Geraint Anderson is the author of Cityboy – Beer and Loathing in the Square Mile.’ You can visit his website here and you can buy his book here.

Comments (13)

  1. Just get it out and show you have the biggest. Thats all it comes down to. Ive never met such a bunch of insecure children as the ones employed in the city. Alternatively just threaten “jolly-old Head of XYZ” with an industrial tribunal. Tends to keep him in his office for a bit and let you get on with picking up the paycheques in peace.

  2. I had the pleasure of workign for an IDB in a past life…good fun but the type of pranks/bullying etc would shock the most seasoned of any bankers/consultants…the amount of punches thrown at colleagues in my time (ealy 90’s) would have had the Hayemaker jumping for joy.

  3. When I started, I was kind of picked on by a senior colleague who made some remarks about me being muslim. They were not so bad that I could complain, but bad enough for me to feel uncomfortable and therefore subdued. One day in the mens room I told him that i was uncomfortable, that it was unfair to make me feel that way and that if he continued I would ask HR to intervene. I said it politely but firmly. Remarks ceased shortly thereafter.

  4. Is this Geraint guy still alive….why?

  5. PropJoe, any advice you can give to fellow muslims looking to carve a career out in the city in either M&A/Corporate FInance or Sales & Trading?

  6. some years ago i worked for an IB/PE with a team that perceived itself as exceptionally friendly, multicultural and funny. I had a fair share of jokes as a grad, which i did not particularly like but was clearly a part of the “experience”. eventually, I was told about the “jewish-maffia” (i.e. a co-investor group) and how we had to try to squeez them out of an asset. all that with some cheeky smile. i am jewish. they knew. i resigned.

  7. Andersens are the guys who proved to be very dodgy during the Enron scandal. They virtually collapsed after their role in covering things up was revealed.This extraordinary tale shows the mentality at that firm. Oh, I wonder if Geraint Andersen had anything to do with them?!

  8. Student… So how on earth would this advice be any different to non-muslims? comments like that help noone.

  9. One should initially observe the racism, sexism, bullying etc by ones ‘colleagues’
    whilst at the same time keeping detailed records of the specific events.
    In my previous job I encouraged a rather stupid and alcoholic manager to send me an inappropriate text message which I kept for the next 9 months and whilst I negotiated my exit package
    Keep your friends close but…

  10. Arthur Andersen is not the same as Andersen Consulting (now called Accenture)

  11. HR – you’re right in that the advice is not specific, but Student is worried because muslims get alot of bad press (admittedly sometimes justified), which gives people alot of opportunities to bully. My advice is that you need to work hard, go the extra mile, be friendly with everyone, lose any ego and show your value – advice for muslims and non-muslims alike. Go out to drinks receptions – it feels ackward and extermely tiresome at first, but you get used to it eventually. Getting into M&A etc is obviously same for everyone – good grades, good cv etc – this site has alot of info on that. Where there are conflicts in info go with the common sense approach. Good luck! There are plenty of muslims in this most meritocratic of industries.

  12. Arthur Andersen and Andersen Consulting were both part of the same worldwide partnership but split (jolly lucky for the latter) prior to the Enron debacle. In my opinion either bunch would gladly have become camp guards for the right fee.

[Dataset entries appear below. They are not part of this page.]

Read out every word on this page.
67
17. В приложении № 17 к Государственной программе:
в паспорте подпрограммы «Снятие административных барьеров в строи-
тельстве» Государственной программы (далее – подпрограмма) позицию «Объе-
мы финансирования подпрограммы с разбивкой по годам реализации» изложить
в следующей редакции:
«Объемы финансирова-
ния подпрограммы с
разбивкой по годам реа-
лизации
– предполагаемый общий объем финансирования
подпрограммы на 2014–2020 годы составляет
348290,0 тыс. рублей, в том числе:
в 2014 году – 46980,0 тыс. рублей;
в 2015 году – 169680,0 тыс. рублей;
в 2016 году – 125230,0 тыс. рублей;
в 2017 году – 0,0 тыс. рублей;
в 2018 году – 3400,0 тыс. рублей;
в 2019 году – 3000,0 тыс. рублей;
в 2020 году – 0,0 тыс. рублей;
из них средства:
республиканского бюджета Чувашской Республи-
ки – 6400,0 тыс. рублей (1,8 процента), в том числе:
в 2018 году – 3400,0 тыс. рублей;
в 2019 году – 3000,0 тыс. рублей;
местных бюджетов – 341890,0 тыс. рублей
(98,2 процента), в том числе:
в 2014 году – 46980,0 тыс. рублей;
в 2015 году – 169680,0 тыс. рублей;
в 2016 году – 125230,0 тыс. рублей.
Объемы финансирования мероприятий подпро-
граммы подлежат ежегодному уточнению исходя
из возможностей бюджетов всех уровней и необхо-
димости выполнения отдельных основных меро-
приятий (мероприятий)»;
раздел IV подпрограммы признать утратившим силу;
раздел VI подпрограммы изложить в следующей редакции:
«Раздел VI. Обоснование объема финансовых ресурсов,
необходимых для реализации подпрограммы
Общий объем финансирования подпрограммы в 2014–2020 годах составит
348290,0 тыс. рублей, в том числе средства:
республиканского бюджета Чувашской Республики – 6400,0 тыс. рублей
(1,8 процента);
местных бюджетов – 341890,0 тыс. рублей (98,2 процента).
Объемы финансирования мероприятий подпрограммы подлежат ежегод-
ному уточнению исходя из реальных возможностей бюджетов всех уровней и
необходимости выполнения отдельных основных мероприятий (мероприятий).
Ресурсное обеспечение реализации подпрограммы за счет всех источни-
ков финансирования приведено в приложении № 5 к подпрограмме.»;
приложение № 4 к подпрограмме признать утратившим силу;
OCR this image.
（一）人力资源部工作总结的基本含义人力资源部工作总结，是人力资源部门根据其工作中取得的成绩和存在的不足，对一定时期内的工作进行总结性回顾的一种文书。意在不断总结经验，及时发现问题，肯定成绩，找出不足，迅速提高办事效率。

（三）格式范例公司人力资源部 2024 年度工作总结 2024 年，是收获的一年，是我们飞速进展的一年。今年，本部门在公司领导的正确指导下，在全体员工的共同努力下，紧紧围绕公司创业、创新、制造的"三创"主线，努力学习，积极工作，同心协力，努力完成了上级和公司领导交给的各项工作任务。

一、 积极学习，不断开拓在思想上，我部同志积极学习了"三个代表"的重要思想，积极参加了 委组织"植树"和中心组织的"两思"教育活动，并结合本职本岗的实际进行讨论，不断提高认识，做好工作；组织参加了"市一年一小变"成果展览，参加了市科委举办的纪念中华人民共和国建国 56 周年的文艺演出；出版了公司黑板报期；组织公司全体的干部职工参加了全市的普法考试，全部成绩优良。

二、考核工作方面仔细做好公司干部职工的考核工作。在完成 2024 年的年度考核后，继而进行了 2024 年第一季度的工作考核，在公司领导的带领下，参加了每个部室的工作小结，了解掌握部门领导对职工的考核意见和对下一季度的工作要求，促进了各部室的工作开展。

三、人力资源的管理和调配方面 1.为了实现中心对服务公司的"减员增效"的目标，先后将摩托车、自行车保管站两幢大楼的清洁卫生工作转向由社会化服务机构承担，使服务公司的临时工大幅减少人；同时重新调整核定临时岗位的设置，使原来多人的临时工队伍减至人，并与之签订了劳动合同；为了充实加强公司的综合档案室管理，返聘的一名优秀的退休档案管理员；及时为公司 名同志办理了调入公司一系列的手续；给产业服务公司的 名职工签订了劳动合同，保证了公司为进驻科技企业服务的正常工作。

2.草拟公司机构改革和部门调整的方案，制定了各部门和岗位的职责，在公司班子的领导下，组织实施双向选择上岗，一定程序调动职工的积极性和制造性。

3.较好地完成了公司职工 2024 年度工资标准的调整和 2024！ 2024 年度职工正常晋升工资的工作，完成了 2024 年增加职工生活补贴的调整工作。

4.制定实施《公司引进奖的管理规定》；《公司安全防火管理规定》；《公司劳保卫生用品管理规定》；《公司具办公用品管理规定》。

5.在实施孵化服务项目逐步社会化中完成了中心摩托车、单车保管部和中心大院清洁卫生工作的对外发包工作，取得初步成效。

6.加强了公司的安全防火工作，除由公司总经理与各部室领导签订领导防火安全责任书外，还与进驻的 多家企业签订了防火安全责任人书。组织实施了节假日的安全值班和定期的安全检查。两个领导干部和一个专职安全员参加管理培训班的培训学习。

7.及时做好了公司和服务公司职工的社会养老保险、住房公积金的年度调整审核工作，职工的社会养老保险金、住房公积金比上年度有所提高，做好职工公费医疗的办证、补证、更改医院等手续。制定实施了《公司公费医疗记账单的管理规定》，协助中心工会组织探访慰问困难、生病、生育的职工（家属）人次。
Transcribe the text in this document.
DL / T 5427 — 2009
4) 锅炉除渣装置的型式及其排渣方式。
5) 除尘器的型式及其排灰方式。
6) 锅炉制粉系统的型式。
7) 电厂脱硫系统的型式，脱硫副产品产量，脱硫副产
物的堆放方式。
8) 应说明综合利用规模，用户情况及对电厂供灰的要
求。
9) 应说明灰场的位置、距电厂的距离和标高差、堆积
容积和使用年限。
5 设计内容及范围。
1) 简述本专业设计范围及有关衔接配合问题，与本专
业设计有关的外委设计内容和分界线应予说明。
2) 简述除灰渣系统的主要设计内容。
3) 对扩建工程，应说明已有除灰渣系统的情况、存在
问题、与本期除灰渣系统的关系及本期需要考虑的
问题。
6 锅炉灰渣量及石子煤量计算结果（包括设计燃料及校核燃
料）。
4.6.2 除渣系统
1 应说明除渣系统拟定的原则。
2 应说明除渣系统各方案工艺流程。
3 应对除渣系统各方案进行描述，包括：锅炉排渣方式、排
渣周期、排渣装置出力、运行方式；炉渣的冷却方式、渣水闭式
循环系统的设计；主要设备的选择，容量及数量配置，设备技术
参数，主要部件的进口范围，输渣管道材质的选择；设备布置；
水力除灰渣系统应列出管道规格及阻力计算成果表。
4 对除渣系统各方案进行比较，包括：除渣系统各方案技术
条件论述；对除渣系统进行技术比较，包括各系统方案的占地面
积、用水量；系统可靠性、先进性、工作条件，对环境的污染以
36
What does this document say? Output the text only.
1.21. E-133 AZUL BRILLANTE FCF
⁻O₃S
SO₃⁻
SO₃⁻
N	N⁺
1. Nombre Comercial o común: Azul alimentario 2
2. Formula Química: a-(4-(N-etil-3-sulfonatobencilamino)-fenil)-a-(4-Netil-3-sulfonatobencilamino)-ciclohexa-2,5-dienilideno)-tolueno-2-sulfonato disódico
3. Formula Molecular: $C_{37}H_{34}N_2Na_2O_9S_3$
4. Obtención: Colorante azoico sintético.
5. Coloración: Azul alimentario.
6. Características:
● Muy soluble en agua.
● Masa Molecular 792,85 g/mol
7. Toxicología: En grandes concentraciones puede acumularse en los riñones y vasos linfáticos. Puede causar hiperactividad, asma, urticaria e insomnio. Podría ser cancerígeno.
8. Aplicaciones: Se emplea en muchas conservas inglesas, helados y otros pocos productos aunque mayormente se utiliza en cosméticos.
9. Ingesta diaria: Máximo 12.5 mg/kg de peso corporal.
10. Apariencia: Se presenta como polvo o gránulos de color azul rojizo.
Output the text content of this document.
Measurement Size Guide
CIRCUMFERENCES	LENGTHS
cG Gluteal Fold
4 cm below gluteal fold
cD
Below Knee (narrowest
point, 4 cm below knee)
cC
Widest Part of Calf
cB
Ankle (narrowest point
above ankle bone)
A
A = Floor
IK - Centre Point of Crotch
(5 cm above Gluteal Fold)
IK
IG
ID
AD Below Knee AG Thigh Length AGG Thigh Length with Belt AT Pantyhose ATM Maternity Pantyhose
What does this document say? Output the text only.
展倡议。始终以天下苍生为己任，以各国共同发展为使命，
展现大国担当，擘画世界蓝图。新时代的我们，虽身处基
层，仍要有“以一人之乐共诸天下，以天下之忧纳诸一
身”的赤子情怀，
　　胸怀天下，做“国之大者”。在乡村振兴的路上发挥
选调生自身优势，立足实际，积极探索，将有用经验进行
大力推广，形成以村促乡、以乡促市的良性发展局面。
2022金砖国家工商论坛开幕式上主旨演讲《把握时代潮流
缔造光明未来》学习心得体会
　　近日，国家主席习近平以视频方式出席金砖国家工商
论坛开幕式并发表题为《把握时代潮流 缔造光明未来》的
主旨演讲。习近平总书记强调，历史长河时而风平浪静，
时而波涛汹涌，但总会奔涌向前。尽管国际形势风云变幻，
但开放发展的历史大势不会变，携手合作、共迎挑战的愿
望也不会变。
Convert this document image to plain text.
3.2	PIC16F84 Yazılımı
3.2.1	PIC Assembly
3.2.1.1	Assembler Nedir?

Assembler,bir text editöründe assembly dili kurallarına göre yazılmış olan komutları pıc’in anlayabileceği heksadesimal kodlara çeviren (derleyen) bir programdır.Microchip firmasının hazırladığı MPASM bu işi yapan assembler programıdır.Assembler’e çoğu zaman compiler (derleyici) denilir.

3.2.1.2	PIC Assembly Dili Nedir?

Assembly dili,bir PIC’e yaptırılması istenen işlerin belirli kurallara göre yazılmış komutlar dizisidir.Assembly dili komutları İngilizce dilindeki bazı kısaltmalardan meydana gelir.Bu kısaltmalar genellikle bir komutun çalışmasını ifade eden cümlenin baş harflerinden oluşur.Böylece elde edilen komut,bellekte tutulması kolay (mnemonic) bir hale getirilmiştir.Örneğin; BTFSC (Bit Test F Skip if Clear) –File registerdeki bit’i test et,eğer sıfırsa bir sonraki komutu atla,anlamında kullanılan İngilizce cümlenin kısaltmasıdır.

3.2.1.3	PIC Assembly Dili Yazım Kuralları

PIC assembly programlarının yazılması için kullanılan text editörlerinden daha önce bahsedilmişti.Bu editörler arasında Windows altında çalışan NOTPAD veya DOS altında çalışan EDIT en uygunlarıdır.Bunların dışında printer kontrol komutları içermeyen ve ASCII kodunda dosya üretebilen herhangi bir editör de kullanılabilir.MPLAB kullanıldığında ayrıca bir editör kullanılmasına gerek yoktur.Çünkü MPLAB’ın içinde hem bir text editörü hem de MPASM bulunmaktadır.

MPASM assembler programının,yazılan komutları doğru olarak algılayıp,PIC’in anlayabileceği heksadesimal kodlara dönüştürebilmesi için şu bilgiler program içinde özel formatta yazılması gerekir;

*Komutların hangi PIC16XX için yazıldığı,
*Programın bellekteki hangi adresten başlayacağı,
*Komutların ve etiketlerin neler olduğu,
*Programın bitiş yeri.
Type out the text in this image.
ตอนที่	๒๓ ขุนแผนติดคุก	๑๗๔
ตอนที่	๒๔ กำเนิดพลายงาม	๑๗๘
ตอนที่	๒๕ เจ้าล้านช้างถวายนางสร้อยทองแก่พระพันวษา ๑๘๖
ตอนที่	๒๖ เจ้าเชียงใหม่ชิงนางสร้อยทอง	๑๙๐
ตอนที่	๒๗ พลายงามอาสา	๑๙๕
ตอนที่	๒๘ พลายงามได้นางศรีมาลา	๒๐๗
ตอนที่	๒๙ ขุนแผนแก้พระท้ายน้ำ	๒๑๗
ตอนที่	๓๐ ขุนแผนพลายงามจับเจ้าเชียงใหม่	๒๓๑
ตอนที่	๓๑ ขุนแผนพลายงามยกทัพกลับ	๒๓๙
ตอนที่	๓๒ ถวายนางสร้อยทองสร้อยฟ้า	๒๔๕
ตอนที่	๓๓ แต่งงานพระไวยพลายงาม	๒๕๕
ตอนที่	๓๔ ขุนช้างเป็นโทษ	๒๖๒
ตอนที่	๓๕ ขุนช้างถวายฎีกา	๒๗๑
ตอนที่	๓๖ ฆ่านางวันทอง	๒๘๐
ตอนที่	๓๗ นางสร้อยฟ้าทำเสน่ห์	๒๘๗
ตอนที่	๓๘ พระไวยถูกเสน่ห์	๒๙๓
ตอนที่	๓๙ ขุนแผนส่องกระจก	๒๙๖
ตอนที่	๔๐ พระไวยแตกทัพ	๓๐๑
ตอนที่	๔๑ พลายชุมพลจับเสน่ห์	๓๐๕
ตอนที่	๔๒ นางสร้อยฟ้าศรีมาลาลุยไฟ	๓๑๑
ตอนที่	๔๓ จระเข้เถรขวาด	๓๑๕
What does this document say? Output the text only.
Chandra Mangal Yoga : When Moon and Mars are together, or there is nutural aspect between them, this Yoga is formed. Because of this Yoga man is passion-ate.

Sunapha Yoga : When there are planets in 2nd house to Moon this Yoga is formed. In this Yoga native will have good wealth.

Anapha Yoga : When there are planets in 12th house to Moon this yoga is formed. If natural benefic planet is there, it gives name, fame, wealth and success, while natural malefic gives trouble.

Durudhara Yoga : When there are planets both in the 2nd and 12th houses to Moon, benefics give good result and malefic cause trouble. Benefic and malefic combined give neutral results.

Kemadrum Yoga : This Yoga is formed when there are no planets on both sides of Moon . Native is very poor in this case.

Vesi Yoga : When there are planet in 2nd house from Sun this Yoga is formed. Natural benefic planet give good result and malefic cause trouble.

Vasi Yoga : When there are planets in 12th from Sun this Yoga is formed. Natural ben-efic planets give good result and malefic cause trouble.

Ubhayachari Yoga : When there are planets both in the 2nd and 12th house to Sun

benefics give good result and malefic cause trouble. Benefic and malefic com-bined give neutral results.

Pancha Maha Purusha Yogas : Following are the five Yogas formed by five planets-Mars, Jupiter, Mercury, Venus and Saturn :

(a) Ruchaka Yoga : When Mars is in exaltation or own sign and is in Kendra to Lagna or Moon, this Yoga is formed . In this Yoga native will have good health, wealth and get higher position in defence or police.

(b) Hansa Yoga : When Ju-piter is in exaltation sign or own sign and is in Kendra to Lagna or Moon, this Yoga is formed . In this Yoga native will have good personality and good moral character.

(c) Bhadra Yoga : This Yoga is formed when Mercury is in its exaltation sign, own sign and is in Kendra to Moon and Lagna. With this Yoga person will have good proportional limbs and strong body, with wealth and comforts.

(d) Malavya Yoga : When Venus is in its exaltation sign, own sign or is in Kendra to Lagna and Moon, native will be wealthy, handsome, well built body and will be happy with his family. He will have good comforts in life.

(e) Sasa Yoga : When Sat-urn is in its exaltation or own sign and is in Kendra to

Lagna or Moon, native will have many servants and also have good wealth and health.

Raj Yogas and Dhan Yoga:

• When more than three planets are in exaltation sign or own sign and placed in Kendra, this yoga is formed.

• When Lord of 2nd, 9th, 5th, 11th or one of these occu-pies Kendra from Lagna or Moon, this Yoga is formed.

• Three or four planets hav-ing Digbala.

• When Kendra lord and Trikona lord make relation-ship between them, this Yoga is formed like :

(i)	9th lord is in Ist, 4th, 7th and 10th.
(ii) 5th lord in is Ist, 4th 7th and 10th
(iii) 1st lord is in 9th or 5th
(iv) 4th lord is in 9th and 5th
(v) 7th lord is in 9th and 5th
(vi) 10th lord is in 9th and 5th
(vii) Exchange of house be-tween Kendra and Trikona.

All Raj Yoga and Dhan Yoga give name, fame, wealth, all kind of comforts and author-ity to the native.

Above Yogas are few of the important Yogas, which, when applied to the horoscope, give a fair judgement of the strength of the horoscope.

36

  13. Thanks PropJoe, I do not know many muslims in the industry so I appreciate your advice and it’s good to know that there are a lot of muslims in the industry.

    HR- as PropJoe said, Muslims get a lot of bad press, which means guys like me(smart, numerical students who work extremely hard at their studies) are naturally subject to more discrimination than, say, someone from a african/caribbean heritage or chinese/japanese heritage. I know what I need to do to secure a position within the industry from a general perspective but if there is any advice you can offer me, I would be most happy to accept.